Idéalement, le conseiller qui veut vendre trouve sa propre relève, mais s'il a besoin d'aide, les centres financiers de la Sun Life disposent d'une banque de candidats prêts à acheter. Voilà qui devient un argument de recrutement intéressant.

«Notre modèle est unique dans l'industrie. Ailleurs, les gens doivent trouver leur prix, leur acheteur et leur financement. Chez nous, on ne négocie pas, mais tout est garanti pendant 10 ans. Tout est conçu pour faire une bonne succession», remarque Stéphane Beaumier.

Le conseiller qui s'en va reçoit sa rente sans être tenu de rester auprès de son successeur. «On voit souvent les jeunes engager le sénior après que ce dernier a libéré son bloc d'affaires, pour avoir du soutien. Selon l'entente, ça peut durer de deux à cinq ans», ajoute le vice-président régional.

Importance moyenne

Selon les répondants au sondage du Top 12 des cabinets multidisciplinaires, dont la moyenne d'âge est de 50,5 ans, les programmes de relève des firmes ont une importance relativement élevée, soit 8 sur 10. D'où l'intérêt des firmes de s'en occuper.

Chez Groupe financier PEAK, le programme de relève qui existe depuis cinq ans offre la possibilité aux conseillers établis de s'adjoindre des acheteurs potentiels à qui on offre soutien et financement. Le cabinet a signé une entente avec une banque, ce qui permet à l'acheteur d'obtenir un prêt quasiment préapprouvé, selon Robert Frances.

«Nous pouvons faire profiter les conseillers de nos propres expériences d'acquisition en leur fournissant des outils et de la formation sur les règles d'or d'une bonne transition», dit-il.

D'autres misent sur la jeunesse pour attirer l'expérience. SFL Partenaire de Desjardins Sécurité financière, a lancé en 2014 le programme SFL Libre pour attirer les conseilles de haut niveau. «Nous avons un très bon bassin de jeunes qui souhaitent travailler avec des conseillers d'expérience. Nous voulons les attirer et leur proposer de jeunes acheteurs potentiels. À cela se greffe un programme de financement pour aider les plus jeunes à acheter leur clientèle», explique Stéphane Dulude, président et directeur général de SFL.
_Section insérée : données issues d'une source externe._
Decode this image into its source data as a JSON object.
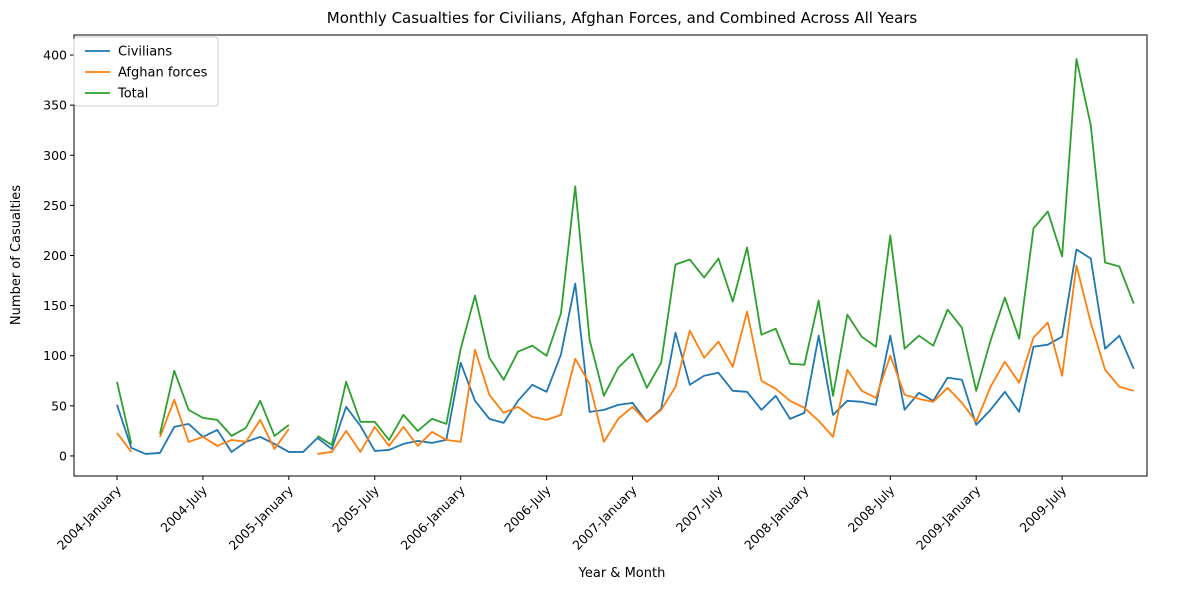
{
  "chart_data": {
    "type": "line",
    "title": "Monthly Casualties for Civilians, Afghan Forces, and Combined Across All Years",
    "xlabel": "Year & Month",
    "ylabel": "Number of Casualties",
    "ylim": [
      -20,
      420
    ],
    "yticks": [
      0,
      50,
      100,
      150,
      200,
      250,
      300,
      350,
      400
    ],
    "xtick_labels": [
      "2004-January",
      "2004-July",
      "2005-January",
      "2005-July",
      "2006-January",
      "2006-July",
      "2007-January",
      "2007-July",
      "2008-January",
      "2008-July",
      "2009-January",
      "2009-July"
    ],
    "legend_position": "upper-left",
    "grid": false,
    "series": [
      {
        "name": "Civilians",
        "color": "#1f77b4",
        "values": [
          51,
          8,
          2,
          3,
          29,
          32,
          19,
          26,
          4,
          14,
          19,
          12,
          4,
          4,
          18,
          7,
          49,
          30,
          5,
          6,
          12,
          15,
          13,
          16,
          93,
          55,
          37,
          33,
          55,
          71,
          64,
          101,
          172,
          44,
          46,
          51,
          53,
          34,
          47,
          123,
          71,
          80,
          83,
          65,
          64,
          46,
          60,
          37,
          43,
          120,
          41,
          55,
          54,
          51,
          120,
          46,
          63,
          55,
          78,
          76,
          31,
          46,
          64,
          44,
          109,
          111,
          119,
          206,
          197,
          107,
          120,
          87
        ]
      },
      {
        "name": "Afghan forces",
        "color": "#ff7f0e",
        "values": [
          23,
          4,
          null,
          19,
          56,
          14,
          19,
          10,
          16,
          14,
          36,
          7,
          27,
          null,
          2,
          4,
          25,
          4,
          29,
          10,
          29,
          10,
          24,
          16,
          14,
          106,
          61,
          43,
          49,
          39,
          36,
          41,
          97,
          72,
          14,
          37,
          49,
          34,
          46,
          69,
          125,
          98,
          114,
          89,
          144,
          75,
          67,
          55,
          48,
          35,
          19,
          86,
          65,
          58,
          100,
          61,
          57,
          54,
          68,
          53,
          34,
          69,
          94,
          73,
          118,
          133,
          80,
          190,
          133,
          86,
          69,
          65
        ]
      },
      {
        "name": "Total",
        "color": "#2ca02c",
        "values": [
          74,
          12,
          null,
          22,
          85,
          46,
          38,
          36,
          20,
          28,
          55,
          20,
          31,
          null,
          20,
          11,
          74,
          34,
          34,
          16,
          41,
          25,
          37,
          32,
          107,
          160,
          98,
          76,
          104,
          110,
          100,
          142,
          269,
          116,
          60,
          88,
          102,
          68,
          93,
          191,
          196,
          178,
          197,
          154,
          208,
          121,
          127,
          92,
          91,
          155,
          60,
          141,
          119,
          109,
          220,
          107,
          120,
          110,
          146,
          128,
          65,
          115,
          158,
          117,
          227,
          244,
          199,
          396,
          330,
          193,
          189,
          152
        ]
      }
    ]
  }
}
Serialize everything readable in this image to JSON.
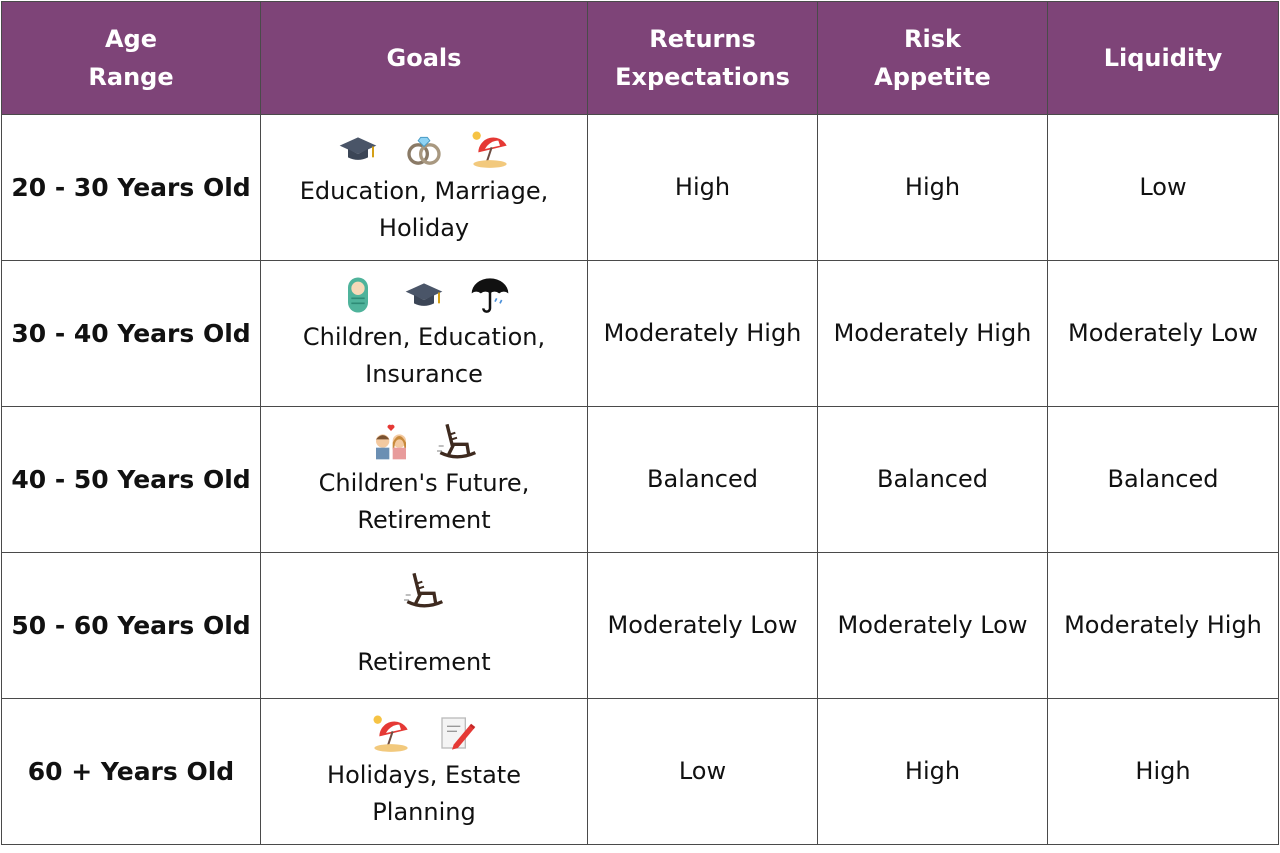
{
  "table": {
    "header": [
      [
        "Age",
        "Range"
      ],
      [
        "Goals"
      ],
      [
        "Returns",
        "Expectations"
      ],
      [
        "Risk",
        "Appetite"
      ],
      [
        "Liquidity"
      ]
    ],
    "rows": [
      [
        "20 - 30 Years Old",
        [
          "Education, Marriage,",
          "Holiday"
        ],
        "High",
        "High",
        "Low"
      ],
      [
        "30 - 40 Years Old",
        [
          "Children, Education,",
          "Insurance"
        ],
        "Moderately High",
        "Moderately High",
        "Moderately Low"
      ],
      [
        "40 - 50 Years Old",
        [
          "Children's Future,",
          "Retirement"
        ],
        "Balanced",
        "Balanced",
        "Balanced"
      ],
      [
        "50 - 60 Years Old",
        [
          "Retirement"
        ],
        "Moderately Low",
        "Moderately Low",
        "Moderately High"
      ],
      [
        "60 + Years Old",
        [
          "Holidays, Estate",
          "Planning"
        ],
        "Low",
        "High",
        "High"
      ]
    ]
  }
}
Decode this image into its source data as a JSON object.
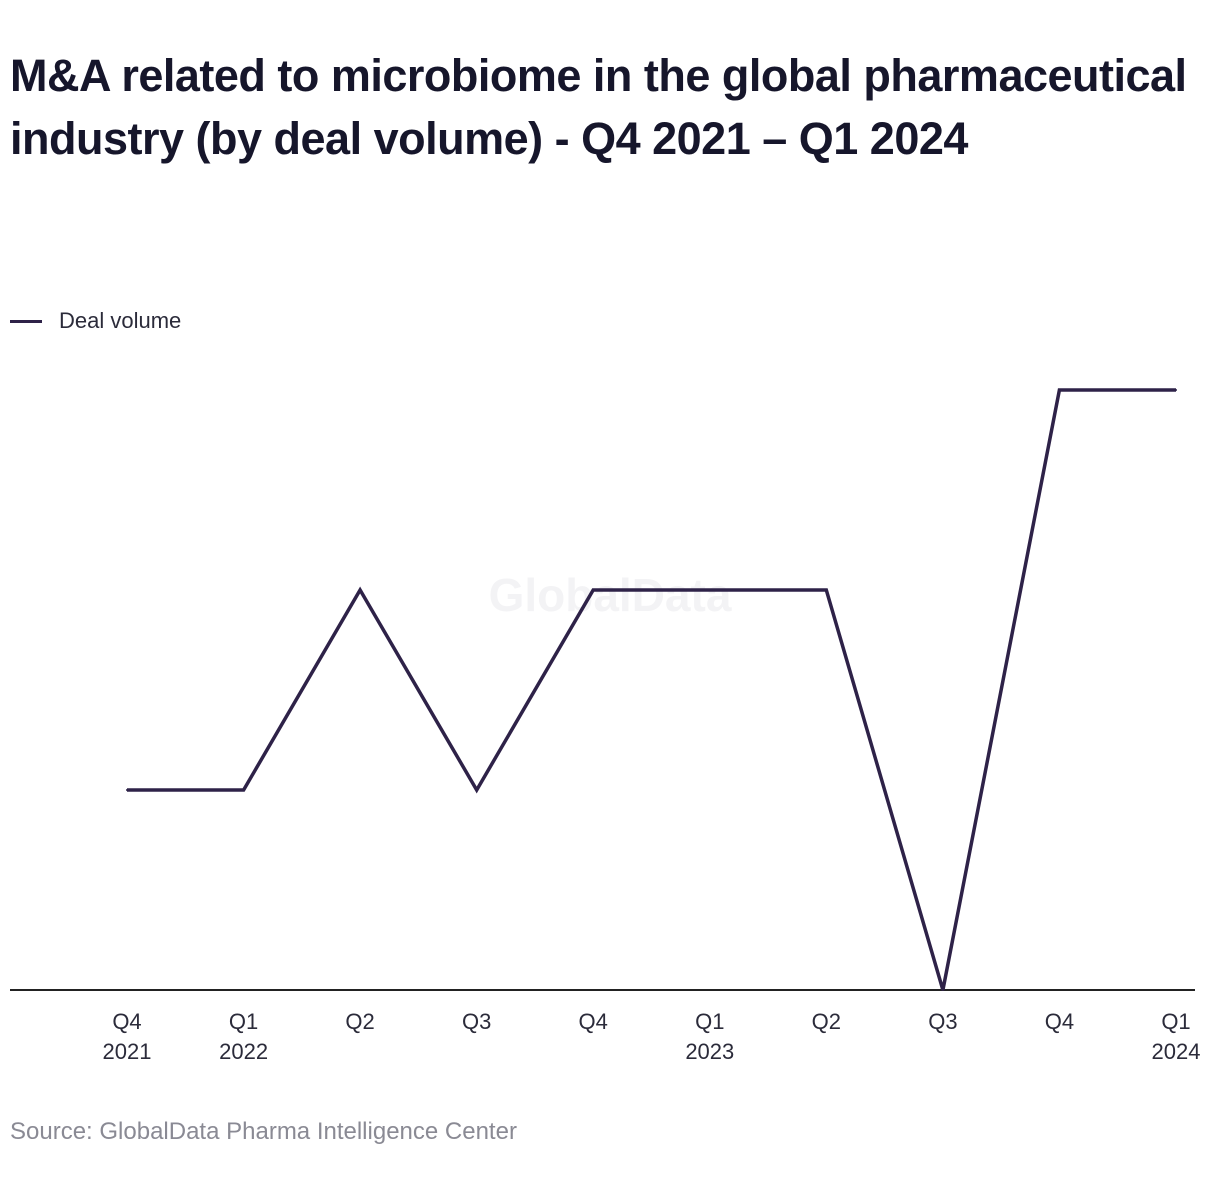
{
  "chart_data": {
    "type": "line",
    "title": "M&A related to microbiome in the global pharmaceutical industry (by deal volume) - Q4 2021 – Q1 2024",
    "categories": [
      [
        "Q4",
        "2021"
      ],
      [
        "Q1",
        "2022"
      ],
      [
        "Q2"
      ],
      [
        "Q3"
      ],
      [
        "Q4"
      ],
      [
        "Q1",
        "2023"
      ],
      [
        "Q2"
      ],
      [
        "Q3"
      ],
      [
        "Q4"
      ],
      [
        "Q1",
        "2024"
      ]
    ],
    "series": [
      {
        "name": "Deal volume",
        "color": "#2e2248",
        "values": [
          1,
          1,
          2,
          1,
          2,
          2,
          2,
          0,
          3,
          3
        ]
      }
    ],
    "ylim": [
      0,
      3
    ],
    "y_axis_visible": false,
    "grid": false,
    "legend": "top-left",
    "watermark": "GlobalData",
    "source": "Source: GlobalData Pharma Intelligence Center"
  }
}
En 25 ans de carrière, Gino Savard, président de MICA Services financiers, a vu de nombreux transferts de clientèle. Aujourd'hui, les conseillers viennent le voir pour qu'il les aide à préparer leur relève. «Certains communiquent avec moi parce qu'ils veulent vendre rapidement et ils savent que j'ai des jeunes dans mon réseau. D'autres, des super conseillers, viendront aussi chez nous pour acheter», dit-il.